One fine day in harvest--it was indeed Lady-day in harvest, that
everybody knows to be one of the greatest holidays in the year--Tom
Fitzpatrick was taking a ramble through the ground, and went along
the sunny side of a hedge; when all of a sudden he heard a clacking
sort of noise a little before him in the hedge. "Dear me," said Tom,
"but isn't it surprising to hear the stonechatters singing so late
in the season?" So Tom stole on, going on the tops of his toes to
try if he could get a sight of what was making the noise, to see if
he was right in his guess.
The noise stopped; but as Tom looked
sharply through the bushes, what should he see in a nook of the
hedge but a brown pitcher, that might hold about a gallon and a half
of liquor; and by-and-by a little wee teeny tiny bit of an old man,
with a little _motty_ of a cocked hat stuck upon the top of his
head, a deeshy daushy leather apron hanging before him, pulled out a
little wooden stool, and stood up upon it, and dipped a little
piggin into the pitcher, and took out the full of it, and put it
beside the stool, and then sat down under the pitcher, and began to
work at putting a heel-piece on a bit of a brogue just fit for
himself. "Well, by the powers," said Tom to himself, "I often heard
tell of the Lepracauns, and, to tell God's truth, I never rightly
believed in them--but here's one of them in real earnest. If I go
knowingly to work, I'm a made man. They say a body must never take
their eyes off them, or they'll escape."
Tom now stole on a little further, with his eye fixed on the little
man just as a cat does with a mouse. So when he got up quite close
to him, "God bless your work, neighbour," said Tom.
The little man raised up his head, and "Thank you kindly," said he.
"I wonder you'd be working on the holiday!" said Tom.
"That's my own business, not yours," was the reply.
"Well, may be you'd be civil enough to tell _us_ what you've
got in the pitcher there?" said Tom.
"That I will, with pleasure," said he; "it's good beer."
"Beer!" said Tom. "Thunder and fire! where did you get it?"
"Where did I get it, is it? Why, I made it. And what do you think I
made it of?"
"Devil a one of me knows," said Tom; "but of malt, I suppose, what
else?"
"There you're out. I made it of heath."
"Of heath!" said Tom, bursting out laughing; "sure you don't think
me to be such a fool as to believe that?"
"Do as you please," said he, "but what I tell you is the truth. Did
you never hear tell of the Danes?"
"Well, what about _them_?" said Tom.
"Why, all the about them there is, is that when they were here they
taught us to make beer out of the heath, and the secret's in my
family ever since."
"Will you give a body a taste of your beer?" said Tom.
"I'll tell you what it is, young man, it would be fitter for you to
be looking after your father's property than to be bothering decent
quiet people with your foolish questions. There now, while you're
idling away your time here, there's the cows have broke into the
oats, and are knocking the corn all about."

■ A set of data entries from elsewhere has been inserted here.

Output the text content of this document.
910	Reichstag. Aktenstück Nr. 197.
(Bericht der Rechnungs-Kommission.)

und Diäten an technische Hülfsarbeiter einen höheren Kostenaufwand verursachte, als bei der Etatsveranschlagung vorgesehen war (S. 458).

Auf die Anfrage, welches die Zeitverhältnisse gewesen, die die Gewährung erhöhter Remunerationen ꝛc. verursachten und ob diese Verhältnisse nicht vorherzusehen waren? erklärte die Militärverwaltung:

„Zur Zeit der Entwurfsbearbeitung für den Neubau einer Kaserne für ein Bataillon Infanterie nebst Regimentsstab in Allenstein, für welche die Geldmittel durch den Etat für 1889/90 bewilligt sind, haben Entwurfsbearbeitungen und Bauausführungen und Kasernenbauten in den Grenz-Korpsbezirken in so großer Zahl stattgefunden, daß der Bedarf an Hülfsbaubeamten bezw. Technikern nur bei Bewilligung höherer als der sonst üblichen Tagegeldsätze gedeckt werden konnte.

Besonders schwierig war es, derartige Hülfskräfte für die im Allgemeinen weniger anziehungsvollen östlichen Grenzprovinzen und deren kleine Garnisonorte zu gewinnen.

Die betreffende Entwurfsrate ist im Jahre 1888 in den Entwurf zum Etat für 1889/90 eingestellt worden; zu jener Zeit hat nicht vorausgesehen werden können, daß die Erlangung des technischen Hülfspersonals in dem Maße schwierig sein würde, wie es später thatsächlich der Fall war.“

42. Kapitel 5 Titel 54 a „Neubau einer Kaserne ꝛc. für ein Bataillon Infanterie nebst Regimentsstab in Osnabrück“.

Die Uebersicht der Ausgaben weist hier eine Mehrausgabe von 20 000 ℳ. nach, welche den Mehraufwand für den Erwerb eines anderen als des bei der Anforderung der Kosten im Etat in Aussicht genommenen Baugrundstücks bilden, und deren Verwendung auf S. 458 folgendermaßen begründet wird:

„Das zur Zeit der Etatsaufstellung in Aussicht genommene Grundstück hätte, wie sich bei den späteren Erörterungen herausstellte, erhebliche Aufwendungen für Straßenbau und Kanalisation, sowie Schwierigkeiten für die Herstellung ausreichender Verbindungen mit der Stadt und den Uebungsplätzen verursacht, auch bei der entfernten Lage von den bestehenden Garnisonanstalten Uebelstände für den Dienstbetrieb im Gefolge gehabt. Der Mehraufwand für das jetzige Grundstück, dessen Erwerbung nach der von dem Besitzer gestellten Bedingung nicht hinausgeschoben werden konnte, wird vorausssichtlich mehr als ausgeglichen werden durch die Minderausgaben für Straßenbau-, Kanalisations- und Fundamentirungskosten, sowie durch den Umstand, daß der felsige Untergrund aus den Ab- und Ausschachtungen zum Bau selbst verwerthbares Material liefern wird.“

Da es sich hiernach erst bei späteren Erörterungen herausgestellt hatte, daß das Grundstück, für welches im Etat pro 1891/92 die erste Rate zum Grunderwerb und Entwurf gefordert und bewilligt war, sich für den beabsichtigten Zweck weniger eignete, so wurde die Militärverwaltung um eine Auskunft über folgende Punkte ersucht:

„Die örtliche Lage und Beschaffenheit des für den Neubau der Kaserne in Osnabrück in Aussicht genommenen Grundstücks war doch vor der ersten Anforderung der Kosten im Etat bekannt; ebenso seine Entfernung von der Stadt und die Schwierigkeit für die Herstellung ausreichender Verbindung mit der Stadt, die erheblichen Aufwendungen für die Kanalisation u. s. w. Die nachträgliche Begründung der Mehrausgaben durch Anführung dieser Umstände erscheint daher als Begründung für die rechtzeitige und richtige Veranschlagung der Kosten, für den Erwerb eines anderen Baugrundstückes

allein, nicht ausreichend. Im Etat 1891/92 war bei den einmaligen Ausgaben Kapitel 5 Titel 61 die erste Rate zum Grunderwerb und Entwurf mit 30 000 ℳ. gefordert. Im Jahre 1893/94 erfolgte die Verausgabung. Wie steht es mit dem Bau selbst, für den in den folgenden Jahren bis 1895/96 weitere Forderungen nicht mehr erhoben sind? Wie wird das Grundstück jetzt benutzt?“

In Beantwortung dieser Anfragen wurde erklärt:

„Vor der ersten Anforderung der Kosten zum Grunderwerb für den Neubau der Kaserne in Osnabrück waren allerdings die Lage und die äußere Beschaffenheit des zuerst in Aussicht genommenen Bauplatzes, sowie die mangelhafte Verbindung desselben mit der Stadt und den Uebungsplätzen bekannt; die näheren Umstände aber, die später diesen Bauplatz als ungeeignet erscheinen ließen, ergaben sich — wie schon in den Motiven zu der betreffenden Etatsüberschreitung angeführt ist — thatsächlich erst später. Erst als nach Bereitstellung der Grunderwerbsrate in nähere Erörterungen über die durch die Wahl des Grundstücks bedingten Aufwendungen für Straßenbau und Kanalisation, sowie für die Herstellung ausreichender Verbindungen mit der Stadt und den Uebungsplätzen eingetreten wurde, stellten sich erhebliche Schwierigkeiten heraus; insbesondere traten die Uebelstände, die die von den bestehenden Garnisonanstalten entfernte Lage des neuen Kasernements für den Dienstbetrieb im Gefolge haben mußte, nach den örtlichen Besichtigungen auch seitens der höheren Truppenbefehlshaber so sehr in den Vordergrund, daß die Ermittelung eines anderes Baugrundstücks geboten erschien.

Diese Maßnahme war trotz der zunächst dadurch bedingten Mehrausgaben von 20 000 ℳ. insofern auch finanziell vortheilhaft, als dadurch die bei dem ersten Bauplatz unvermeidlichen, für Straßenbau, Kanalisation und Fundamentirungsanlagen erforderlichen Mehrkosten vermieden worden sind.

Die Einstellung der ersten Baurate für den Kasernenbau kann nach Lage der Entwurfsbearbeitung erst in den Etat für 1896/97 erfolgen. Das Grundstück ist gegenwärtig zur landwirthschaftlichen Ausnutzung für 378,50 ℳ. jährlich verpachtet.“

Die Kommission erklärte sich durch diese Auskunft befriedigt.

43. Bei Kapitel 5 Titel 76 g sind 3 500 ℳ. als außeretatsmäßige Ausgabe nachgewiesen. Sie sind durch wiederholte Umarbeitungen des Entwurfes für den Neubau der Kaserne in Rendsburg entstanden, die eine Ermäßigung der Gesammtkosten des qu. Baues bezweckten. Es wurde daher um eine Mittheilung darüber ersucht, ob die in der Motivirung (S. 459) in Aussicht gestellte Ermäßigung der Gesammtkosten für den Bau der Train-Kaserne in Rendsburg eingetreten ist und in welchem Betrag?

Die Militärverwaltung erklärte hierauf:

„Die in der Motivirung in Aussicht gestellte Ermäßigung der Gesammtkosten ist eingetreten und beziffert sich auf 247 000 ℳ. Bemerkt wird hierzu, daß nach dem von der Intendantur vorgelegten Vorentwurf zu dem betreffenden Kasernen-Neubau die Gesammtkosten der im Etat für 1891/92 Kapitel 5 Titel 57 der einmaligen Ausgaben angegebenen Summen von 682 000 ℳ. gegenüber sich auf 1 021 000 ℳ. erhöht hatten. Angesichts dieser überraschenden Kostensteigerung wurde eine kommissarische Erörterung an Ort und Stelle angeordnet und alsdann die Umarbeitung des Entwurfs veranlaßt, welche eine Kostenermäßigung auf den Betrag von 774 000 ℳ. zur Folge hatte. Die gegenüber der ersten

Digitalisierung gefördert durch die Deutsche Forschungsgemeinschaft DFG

Tom was taken so by surprise with this that he was just on the very
point of turning round when he recollected himself; so, afraid that
the like might happen again, he made a grab at the Lepracaun, and
caught him up in his hand; but in his hurry he overset the pitcher,
and spilt all the beer, so that he could not get a taste of it to
tell what sort it was. He then swore that he would kill him if he
did not show him where his money was. Tom looked so wicked and so
bloody-minded that the little man was quite frightened; so says he,
"Come along with me a couple of fields off, and I'll show you a
crock of gold."
So they went, and Tom held the Lepracaun fast in his hand, and never
took his eyes from off him, though they had to cross hedges and
ditches, and a crooked bit of bog, till at last they came to a great
field all full of boliauns, and the Lepracaun pointed to a big
boliaun, and says he, "Dig under that boliaun, and you'll get the
great crock all full of guineas."
Tom in his hurry had never thought of bringing a spade with him, so
he made up his mind to run home and fetch one; and that he might
know the place again he took off one of his red garters, and tied it
round the boliaun.
Then he said to the Lepracaun, "Swear ye'll not take that garter
away from that boliaun." And the Lepracaun swore right away not to
touch it.
"I suppose," said the Lepracaun, very civilly, "you have no further
occasion for me?"
"No," says Tom; "you may go away now, if you please, and God speed
you, and may good luck attend you wherever you go."
"Well, good-bye to you, Tom Fitzpatrick," said the Lepracaun; "and
much good may it do you when you get it."
So Tom ran for dear life, till he came home and got a spade, and
then away with him, as hard as he could go, back to the field of
boliauns; but when he got there, lo and behold! not a boliaun in the
field but had a red garter, the very model of his own, tied about
it; and as to digging up the whole field, that was all nonsense, for
there were more than forty good Irish acres in it. So Tom came home
again with his spade on his shoulder, a little cooler than he went,
and many's the hearty curse he gave the Lepracaun every time he
thought of the neat turn he had served him.